Und Sie haben nie versucht, mit den Schimpansen aktiv zu kommunizieren?
Nein. In Gefangenschaft ist es aber durchaus möglich, Schimpansen Gebärdensprache oder die Verständigung über Zeichentafeln beizubringen.
Was halten Sie davon?

Ich finde das ziemlich verblüffend! Wenn Schimpansen heute in Gefangenschaft leben, werden sie meist nicht mehr wild gefangen, sondern bereits in Gefangenschaft geboren. Jede Art der Beschäftigung kann für sie nur gut sein. Sie langweilen sich so sehr und genießen es zu lernen. Daher ist es eine Möglichkeit, Einblick in ihre Gedanken zu bekommen und ihren Verstand zu begreifen. Und so Dinge zu erfahren, die man ansonsten nicht wüsste.
Ein kleines Beispiel: Ein junger Schimpanse, er war etwa fünf Jahre alt, liebte es zu zeichnen. Häufig war nicht zu erkennen, was seine Zeichnungen darstellen sollten. Dank der Gebärdensprache konnte er seine Bilder allerdings erklären.

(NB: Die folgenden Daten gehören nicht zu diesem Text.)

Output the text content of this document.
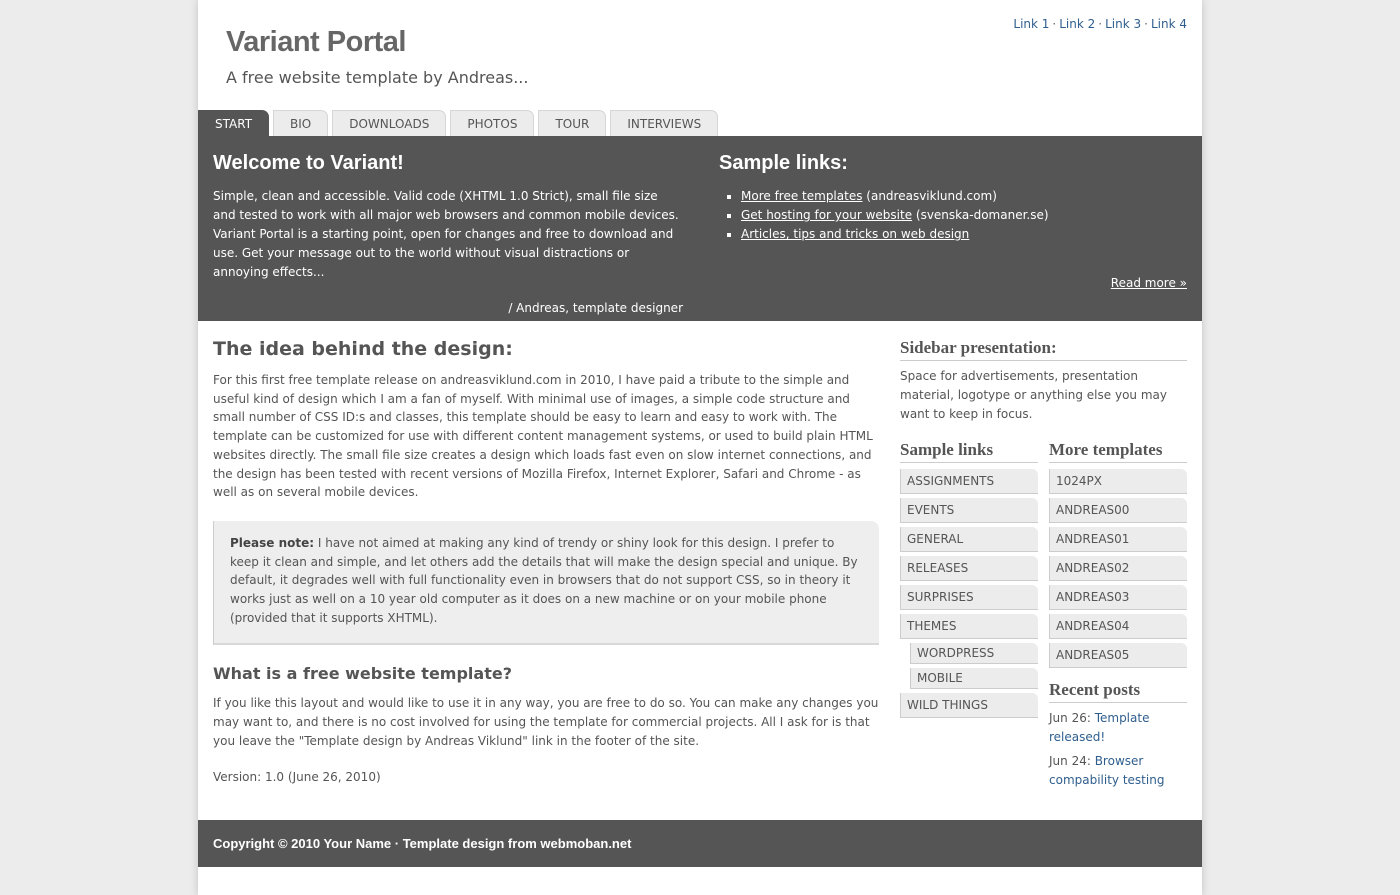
Link 1 · Link 2 · Link 3 · Link 4
Variant Portal

A free website template by Andreas...

START	BIO	DOWNLOADS	PHOTOS	TOUR	INTERVIEWS
Welcome to Variant!

Simple, clean and accessible. Valid code (XHTML 1.0 Strict), small file size and tested to work with all major web browsers and common mobile devices. Variant Portal is a starting point, open for changes and free to download and use. Get your message out to the world without visual distractions or annoying effects...

/ Andreas, template designer

Sample links:
▪ More free templates (andreasviklund.com)
▪ Get hosting for your website (svenska-domaner.se)
▪ Articles, tips and tricks on web design
Read more »
The idea behind the design:

For this first free template release on andreasviklund.com in 2010, I have paid a tribute to the simple and useful kind of design which I am a fan of myself. With minimal use of images, a simple code structure and small number of CSS ID:s and classes, this template should be easy to learn and easy to work with. The template can be customized for use with different content management systems, or used to build plain HTML websites directly. The small file size creates a design which loads fast even on slow internet connections, and the design has been tested with recent versions of Mozilla Firefox, Internet Explorer, Safari and Chrome - as well as on several mobile devices.

Please note: I have not aimed at making any kind of trendy or shiny look for this design. I prefer to keep it clean and simple, and let others add the details that will make the design special and unique. By default, it degrades well with full functionality even in browsers that do not support CSS, so in theory it works just as well on a 10 year old computer as it does on a new machine or on your mobile phone (provided that it supports XHTML).
What is a free website template?

If you like this layout and would like to use it in any way, you are free to do so. You can make any changes you may want to, and there is no cost involved for using the template for commercial projects. All I ask for is that you leave the "Template design by Andreas Viklund" link in the footer of the site.

Version: 1.0 (June 26, 2010)

Sidebar presentation:

Space for advertisements, presentation material, logotype or anything else you may want to keep in focus.

Sample links
ASSIGNMENTS
EVENTS
GENERAL
RELEASES
SURPRISES
THEMES
WORDPRESS
MOBILE
WILD THINGS
More templates
1024PX
ANDREAS00
ANDREAS01
ANDREAS02
ANDREAS03
ANDREAS04
ANDREAS05
Recent posts
Jun 26: Template released!
Jun 24: Browser compability testing
Copyright © 2010 Your Name · Template design from webmoban.net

Eines Tages zeichnete er eine einfache Zickzack-Linie und gab sie seinem Betreuer. Der forderte ihn auf, das Bild fertig zu zeichnen. Der Schimpanse gebärdete zurück: "Fertig!" Also fragte der Lehrer ihn, was das Bild darstellen sollte. Und der Schimpanse antwortete: "Ball." Wenn ein Kind einen Ball zeichnet, ist es ein runder Kreis, richtig? Was hat der Schimpanse gemacht? Er hat die Bewegung – das Hüpfen des Balles – abgebildet. Wir würden gar nicht auf die Idee kommen, Bewegung zu zeichnen. Dank der Gebärden bekommen wir einen ganz neuen Eindruck von der Denkweise der Schimpansen.
Was, glauben Sie, denken Schimpansen über uns Menschen?
Ich denke, das hängt davon ab, was sie für einen Charakter haben und unter welchen Bedingungen sie Menschen kennengelernt haben. Ein Schimpanse etwa, der mit einem Menschen als Versorger aufgewachsen ist, denkt sicherlich anders über uns Menschen als ein wilder Schimpanse.
Würde ich wissen, was sie über mich denken, hätte mir das Jahre an Forschungsarbeit erspart. Aber leider habe ich keine Ahnung, was sie von uns halten.